Сперва отсыпался. Времени свободного много. Чтоб побыстрее шло — пишу дневник, все равно безделье. На тумбочке удобно, не то что в окопе или блиндаже… Шурка интересуется, что я сочиняю. Киричев нагл с ним. Это начинает надоедать… Замполит обещал концерт — художественная самодеятельность шефов. А шефы — школа…
Морячок косится на Киричева, из-за Шурки.
Сегодня написал ребятам в полк…»
После перевязок я всегда чувствовал слабость и сонливость. Ненадолго, правда. В эти минуты у моей постели появлялся Шурка. Его хочется вспомнить подробней.
— Полегчало? — спрашивал он, садясь на табурет и расставляя на обтершейся складной картонке шашки.
Обычно мы играли в поддавки. Чаще проигрывал Шурка.
— В настоящие шашки никто не хочет, все норовят в поддавки, — удивлялся он. — А у меня не получается. Ну как это — поддаваться, чтоб у тебя лупили?! Рукой я знаю, куда поставить, чтоб ты убил «дамку» мою, а душа сопротивляется: за что, я ведь ловчее тебя, знаю, как обойти, а тут — сам голову в петлю суй. Дурак какой-то слабохарактерный придумал игру эту, — бормотал Шурка.
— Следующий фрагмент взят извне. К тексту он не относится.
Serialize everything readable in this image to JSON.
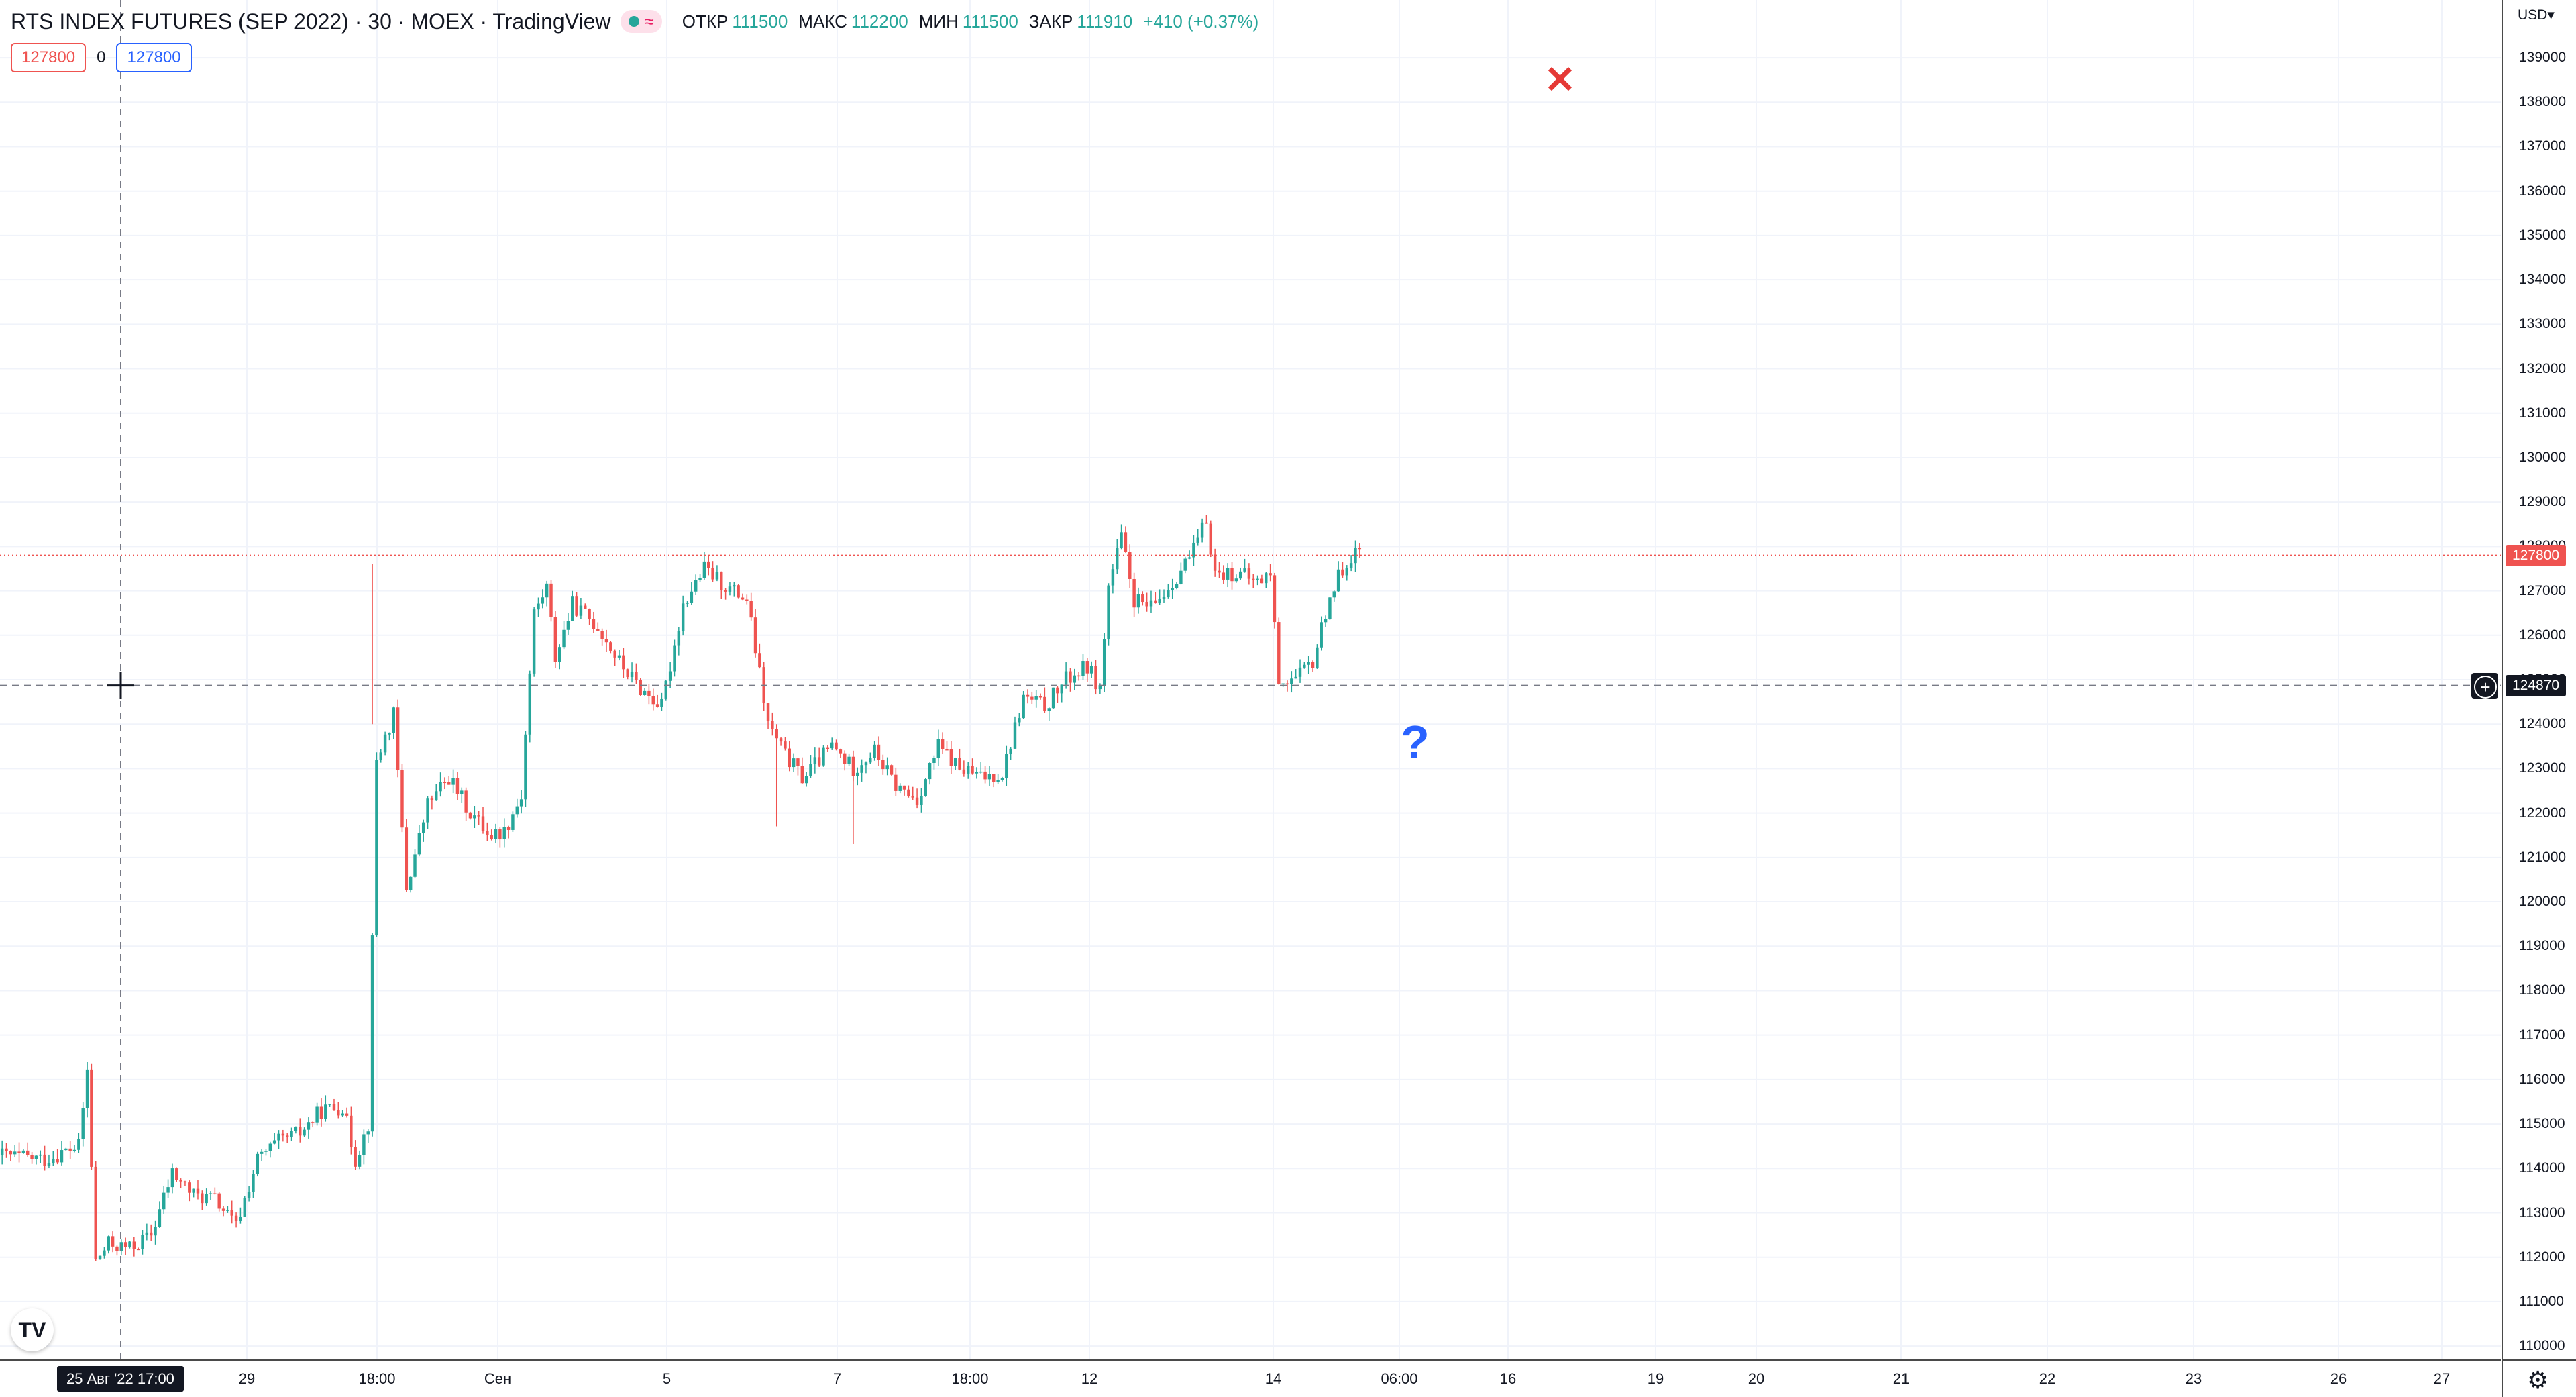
{
  "header": {
    "symbol_title": "RTS INDEX FUTURES (SEP 2022) · 30 · MOEX · TradingView",
    "ohlc": [
      {
        "label": "ОТКР",
        "value": "111500"
      },
      {
        "label": "МАКС",
        "value": "112200"
      },
      {
        "label": "МИН",
        "value": "111500"
      },
      {
        "label": "ЗАКР",
        "value": "111910"
      },
      {
        "label": "",
        "value": "+410 (+0.37%)"
      }
    ],
    "wave_icon": "≈"
  },
  "order": {
    "sell_price": "127800",
    "qty": "0",
    "buy_price": "127800"
  },
  "axis": {
    "currency": "USD",
    "currency_arrow": "▾",
    "current_price_badge": "127800",
    "crosshair_price_badge": "124870",
    "crosshair_time_label": "25 Авг '22   17:00",
    "plus_icon": "+",
    "settings_icon": "⚙"
  },
  "markers": {
    "x_mark": "✕",
    "question_mark": "?"
  },
  "logo_text": "TV",
  "colors": {
    "up": "#26a69a",
    "down": "#ef5350",
    "grid": "#f0f3fa",
    "price_line": "#ef5350",
    "crosshair": "#787b86"
  },
  "chart_data": {
    "type": "candlestick",
    "title": "RTS INDEX FUTURES (SEP 2022) · 30 · MOEX · TradingView",
    "y_ticks": [
      110000,
      111000,
      112000,
      113000,
      114000,
      115000,
      116000,
      117000,
      118000,
      119000,
      120000,
      121000,
      122000,
      123000,
      124000,
      125000,
      126000,
      127000,
      128000,
      129000,
      130000,
      131000,
      132000,
      133000,
      134000,
      135000,
      136000,
      137000,
      138000,
      139000
    ],
    "x_tick_labels": [
      "29",
      "18:00",
      "Сен",
      "5",
      "7",
      "18:00",
      "12",
      "14",
      "06:00",
      "16",
      "19",
      "20",
      "21",
      "22",
      "23",
      "26",
      "27"
    ],
    "ylim": [
      109700,
      140300
    ],
    "last_price": 127800,
    "crosshair_price": 124870,
    "price_path": [
      [
        0,
        114300
      ],
      [
        10,
        114200
      ],
      [
        18,
        114500
      ],
      [
        20,
        116200
      ],
      [
        22,
        111900
      ],
      [
        25,
        112300
      ],
      [
        30,
        112200
      ],
      [
        35,
        112500
      ],
      [
        40,
        113900
      ],
      [
        45,
        113400
      ],
      [
        50,
        113300
      ],
      [
        55,
        112700
      ],
      [
        60,
        114200
      ],
      [
        65,
        114600
      ],
      [
        70,
        114800
      ],
      [
        75,
        115300
      ],
      [
        80,
        115400
      ],
      [
        83,
        114200
      ],
      [
        86,
        115000
      ],
      [
        88,
        123200
      ],
      [
        92,
        124200
      ],
      [
        95,
        120300
      ],
      [
        100,
        122200
      ],
      [
        105,
        122800
      ],
      [
        110,
        122000
      ],
      [
        115,
        121500
      ],
      [
        118,
        121600
      ],
      [
        122,
        122400
      ],
      [
        125,
        126500
      ],
      [
        128,
        127100
      ],
      [
        130,
        125500
      ],
      [
        134,
        126700
      ],
      [
        140,
        126200
      ],
      [
        145,
        125400
      ],
      [
        150,
        124800
      ],
      [
        155,
        124400
      ],
      [
        160,
        126700
      ],
      [
        165,
        127500
      ],
      [
        170,
        127100
      ],
      [
        175,
        126800
      ],
      [
        180,
        124000
      ],
      [
        184,
        123300
      ],
      [
        188,
        122800
      ],
      [
        195,
        123500
      ],
      [
        200,
        123000
      ],
      [
        205,
        123400
      ],
      [
        210,
        122600
      ],
      [
        215,
        122300
      ],
      [
        220,
        123500
      ],
      [
        225,
        123000
      ],
      [
        230,
        122800
      ],
      [
        235,
        122900
      ],
      [
        240,
        124600
      ],
      [
        245,
        124400
      ],
      [
        250,
        125000
      ],
      [
        255,
        125300
      ],
      [
        258,
        124800
      ],
      [
        260,
        127100
      ],
      [
        263,
        128200
      ],
      [
        266,
        126800
      ],
      [
        270,
        126600
      ],
      [
        275,
        127200
      ],
      [
        280,
        127900
      ],
      [
        283,
        128600
      ],
      [
        285,
        127400
      ],
      [
        290,
        127400
      ],
      [
        295,
        127200
      ],
      [
        298,
        127400
      ],
      [
        300,
        125000
      ],
      [
        304,
        125000
      ],
      [
        308,
        125400
      ],
      [
        312,
        126900
      ],
      [
        316,
        127700
      ],
      [
        320,
        128000
      ]
    ],
    "series": [
      {
        "name": "RTS INDEX FUTURES (SEP 2022)",
        "n_bars": 320,
        "last_close": 127800
      }
    ]
  }
}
Часто наблюдал за ним, как без хитрости и без выгоды он помогал раненым неожиданным словом, незаметной услугой. Мы все к нему привыкли и полюбили. И лишь с сержантом Киричевым — рыжим артиллеристом, раненным в обе руки. — у Шурки отношения не сложились.
— Давай, Киричев, письмишко напишу твоим. Ты сочинишь, продиктуешь. Сам ведь не управишься, — помню, предложил Шурка.
Правая рука у Киричева в тяжелом гипсе, снаружи торчали только набрякшие синей омертвелостью неуклюжие пальцы.
— Это за что же: за пайку хлеба или за компот мой? — ухмыльнулся Киричев. — Ишь, прихлебало! Шустрый ты! По чужим ранам да чужим салом мазать не убыточно.
— Зачем же? Просто мне ловчее это сделать. А пайка мне твоя силы не прибавит, я от своей дюжее буду и, значит, на фронт раньше тебя уеду. Да и хлеб-то свой сытнее, собинка всего дороже, Киричев, — вроде не обидевшись, ответил Шурка и отошел, постукивая башмаками, прошнурованными наспех, через две дырки.
Но с тех пор Киричев при случае стал называть Шурку «прихлебало».